Sports betting has resulted in a number of scandals in sport, affecting the integrity of sports events through various acts including point shaving, bad calls from officials at key moments, and overall match fixing. Examples include the 1919 World Series, the alleged and later admitted illegal gambling of former MLB player Pete Rose, and former NBA referee Tim Dinghy. One of the biggest scandals of all involves the 2002 NBA Championship games. Tim Dinghy was allegedly gambling on the spreads for the games that he refereed. After his trial, Tim Dinghy went on to release a statement to the public saying how one of the most controversial games in NBA history, Game six of the 2002 NBA Western Conference finals, was rigged. Money line bets do not have a spread or handicap, and require the chosen team to win the game outright. The favored team pays lower odds than does the underdog, thus, it acts mainly as an enticement to take the underdog for a better payout.
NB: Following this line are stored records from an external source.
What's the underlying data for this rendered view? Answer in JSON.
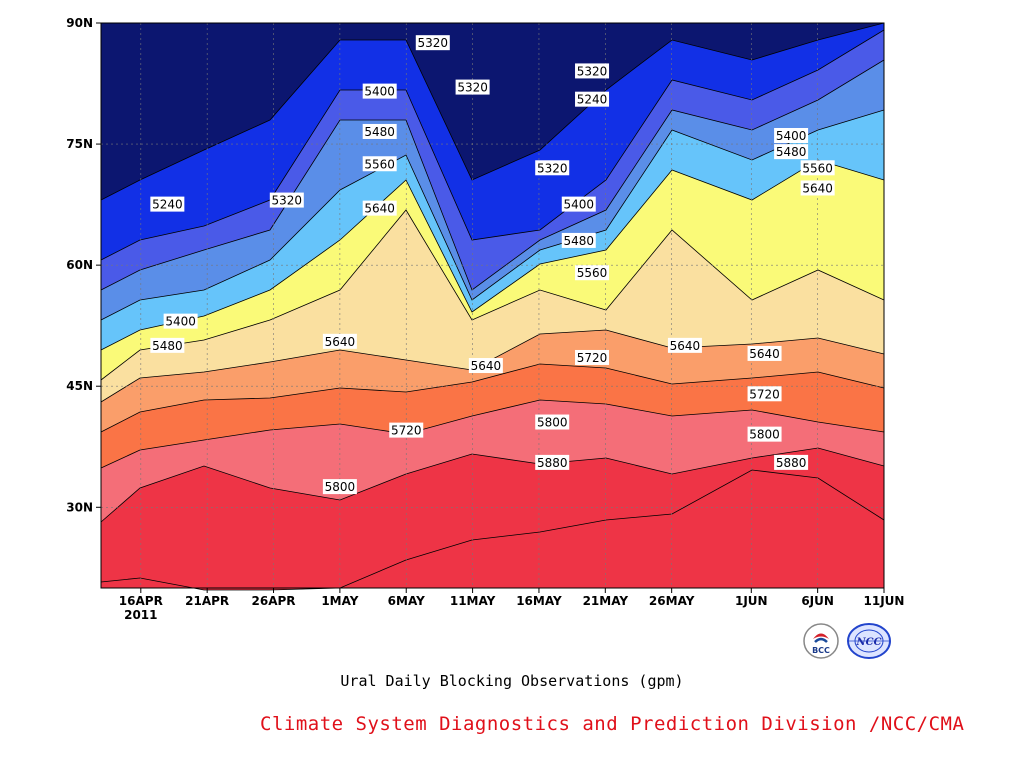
{
  "chart_data": {
    "type": "contour",
    "title": "Ural Daily Blocking Observations (gpm)",
    "x_ticks": [
      "16APR",
      "21APR",
      "26APR",
      "1MAY",
      "6MAY",
      "11MAY",
      "16MAY",
      "21MAY",
      "26MAY",
      "1JUN",
      "6JUN",
      "11JUN"
    ],
    "x_tick_dates": [
      "2011-04-16",
      "2011-04-21",
      "2011-04-26",
      "2011-05-01",
      "2011-05-06",
      "2011-05-11",
      "2011-05-16",
      "2011-05-21",
      "2011-05-26",
      "2011-06-01",
      "2011-06-06",
      "2011-06-11"
    ],
    "year_label": "2011",
    "y_ticks": [
      "30N",
      "45N",
      "60N",
      "75N",
      "90N"
    ],
    "y_tick_values": [
      30,
      45,
      60,
      75,
      90
    ],
    "xlim": [
      "2011-04-13",
      "2011-06-11"
    ],
    "ylim": [
      20,
      90
    ],
    "grid": true,
    "contour_levels": [
      5240,
      5320,
      5400,
      5480,
      5560,
      5640,
      5720,
      5800,
      5880
    ],
    "fill_colors": [
      "#0c1670",
      "#1230e6",
      "#4a5ae8",
      "#5a8ee8",
      "#66c4fa",
      "#fafa78",
      "#fae0a0",
      "#fa9e6a",
      "#fa7446",
      "#f46e78",
      "#ee3446"
    ],
    "contour_labels": [
      {
        "text": "5240",
        "date": "2011-04-18",
        "lat": 67.5
      },
      {
        "text": "5320",
        "date": "2011-04-27",
        "lat": 68.0
      },
      {
        "text": "5320",
        "date": "2011-05-08",
        "lat": 87.5
      },
      {
        "text": "5400",
        "date": "2011-05-04",
        "lat": 81.5
      },
      {
        "text": "5320",
        "date": "2011-05-11",
        "lat": 82.0
      },
      {
        "text": "5320",
        "date": "2011-05-20",
        "lat": 84.0
      },
      {
        "text": "5240",
        "date": "2011-05-20",
        "lat": 80.5
      },
      {
        "text": "5480",
        "date": "2011-05-04",
        "lat": 76.5
      },
      {
        "text": "5560",
        "date": "2011-05-04",
        "lat": 72.5
      },
      {
        "text": "5640",
        "date": "2011-05-04",
        "lat": 67.0
      },
      {
        "text": "5320",
        "date": "2011-05-17",
        "lat": 72.0
      },
      {
        "text": "5400",
        "date": "2011-05-19",
        "lat": 67.5
      },
      {
        "text": "5480",
        "date": "2011-05-19",
        "lat": 63.0
      },
      {
        "text": "5560",
        "date": "2011-05-20",
        "lat": 59.0
      },
      {
        "text": "5400",
        "date": "2011-04-19",
        "lat": 53.0
      },
      {
        "text": "5480",
        "date": "2011-04-18",
        "lat": 50.0
      },
      {
        "text": "5640",
        "date": "2011-05-01",
        "lat": 50.5
      },
      {
        "text": "5640",
        "date": "2011-05-12",
        "lat": 47.5
      },
      {
        "text": "5720",
        "date": "2011-05-20",
        "lat": 48.5
      },
      {
        "text": "5640",
        "date": "2011-05-27",
        "lat": 50.0
      },
      {
        "text": "5640",
        "date": "2011-06-02",
        "lat": 49.0
      },
      {
        "text": "5720",
        "date": "2011-06-02",
        "lat": 44.0
      },
      {
        "text": "5800",
        "date": "2011-06-02",
        "lat": 39.0
      },
      {
        "text": "5880",
        "date": "2011-06-04",
        "lat": 35.5
      },
      {
        "text": "5400",
        "date": "2011-06-04",
        "lat": 76.0
      },
      {
        "text": "5480",
        "date": "2011-06-04",
        "lat": 74.0
      },
      {
        "text": "5560",
        "date": "2011-06-06",
        "lat": 72.0
      },
      {
        "text": "5640",
        "date": "2011-06-06",
        "lat": 69.5
      },
      {
        "text": "5720",
        "date": "2011-05-06",
        "lat": 39.5
      },
      {
        "text": "5800",
        "date": "2011-05-17",
        "lat": 40.5
      },
      {
        "text": "5880",
        "date": "2011-05-17",
        "lat": 35.5
      },
      {
        "text": "5800",
        "date": "2011-05-01",
        "lat": 32.5
      }
    ]
  },
  "footer": {
    "credit": "Climate System Diagnostics and Prediction Division /NCC/CMA",
    "logo_left_text": "BCC",
    "logo_right_text": "NCC"
  }
}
Sometimes a bettor may couple this type of bet on the favored team to increase the payout of a parlay.
Spread betting are wagers that are made against the spread. The spread, or line, is a number assigned by the bookmakers which handicaps one team and favors another when two teams play each other and one is perceived as being more likely to win. The favorite takes points from the final score and the underdog gives points. This number can also be in increments of half-a-point even though very few sports have. Point scoring, in order to avoid the possibility of a tie.